Physical characteristics
- • location: Western Ghats
- • elevation: 650 m (2,130 ft)
- • location: Mula River
- Length: 58 km (36 mi)

= Pavana River =

The Pavana River is a notable river crossing the city of Pune, in Maharashtra state of India. The river originates south of Lonavala from the Western Ghats, and flows a total of nearly 60 km to meet the Mula river in Pune City.

==Geology==
Pavana River originates from the Western Ghats, about 6 km south of Lonavala. Flowing eastwards initially, it becomes southbound and passes through the suburbs of Ravet, Thergaon, Chinchwad, Pimpri and Dapodi before its confluence with the Mula river near Sangvi.

An earthfill gravity dam forms the Pavana reservoir. The dam, constructed in 1972, is 1329 m long and 42.37 m high, with a gross storage capacity of 0.24 km3.

==Environmental Degradation==
The river is reported to be severely polluted, causing the civic activists to blame the governing body for not taking appropriate steps to limit the degradation.
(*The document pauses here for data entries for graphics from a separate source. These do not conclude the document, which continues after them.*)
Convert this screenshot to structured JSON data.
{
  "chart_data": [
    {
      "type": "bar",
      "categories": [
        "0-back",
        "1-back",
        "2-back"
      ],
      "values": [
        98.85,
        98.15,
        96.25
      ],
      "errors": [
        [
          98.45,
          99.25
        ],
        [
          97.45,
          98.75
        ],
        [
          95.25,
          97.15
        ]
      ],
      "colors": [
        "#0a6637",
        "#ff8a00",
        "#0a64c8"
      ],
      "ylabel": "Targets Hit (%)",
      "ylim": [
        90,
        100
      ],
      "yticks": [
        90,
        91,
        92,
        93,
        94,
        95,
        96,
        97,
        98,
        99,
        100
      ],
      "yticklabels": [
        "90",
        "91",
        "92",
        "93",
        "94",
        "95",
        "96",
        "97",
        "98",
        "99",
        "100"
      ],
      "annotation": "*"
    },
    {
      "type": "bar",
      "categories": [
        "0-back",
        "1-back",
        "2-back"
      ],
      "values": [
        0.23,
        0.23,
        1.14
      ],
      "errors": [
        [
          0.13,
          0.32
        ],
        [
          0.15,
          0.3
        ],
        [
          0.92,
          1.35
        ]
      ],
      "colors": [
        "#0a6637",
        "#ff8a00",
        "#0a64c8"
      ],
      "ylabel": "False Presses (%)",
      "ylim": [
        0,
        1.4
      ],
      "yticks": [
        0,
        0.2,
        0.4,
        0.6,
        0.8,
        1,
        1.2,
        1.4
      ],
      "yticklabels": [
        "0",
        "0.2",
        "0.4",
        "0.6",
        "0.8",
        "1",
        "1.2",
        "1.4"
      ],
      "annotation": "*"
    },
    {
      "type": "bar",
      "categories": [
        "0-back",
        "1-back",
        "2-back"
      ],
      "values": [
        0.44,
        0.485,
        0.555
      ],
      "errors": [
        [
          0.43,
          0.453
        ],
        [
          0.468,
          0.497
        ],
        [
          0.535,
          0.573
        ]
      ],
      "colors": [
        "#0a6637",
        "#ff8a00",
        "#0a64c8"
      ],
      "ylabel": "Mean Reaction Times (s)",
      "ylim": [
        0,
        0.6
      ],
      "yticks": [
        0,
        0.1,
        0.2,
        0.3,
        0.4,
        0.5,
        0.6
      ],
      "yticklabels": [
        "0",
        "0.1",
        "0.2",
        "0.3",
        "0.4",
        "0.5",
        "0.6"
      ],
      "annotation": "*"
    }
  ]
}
Accumulation of silt and discharge of untreated industrial waste are the major factors of pollution of the river, and have made the river water unfit for any activity.

== Stealing of water ==
In 2018 Bombay High court slammed Maharashtra government for permitting Maharashtra Cricket Association (MCA) to use this river's water for maintenance of Maharashtra Cricket Association Stadium of Gahunje near Pune in the name of use for industrial purpose. In the hearing of Public Interest Litigation (PIL) of a NGO Loksatta movement. MCA was using this river's water from past six years in disguise of Industrial purpose. Bombay High court said, it is clear that MCA is not running any industry and using Pavana river's water for Pune stadium under industrial category is totally illegal.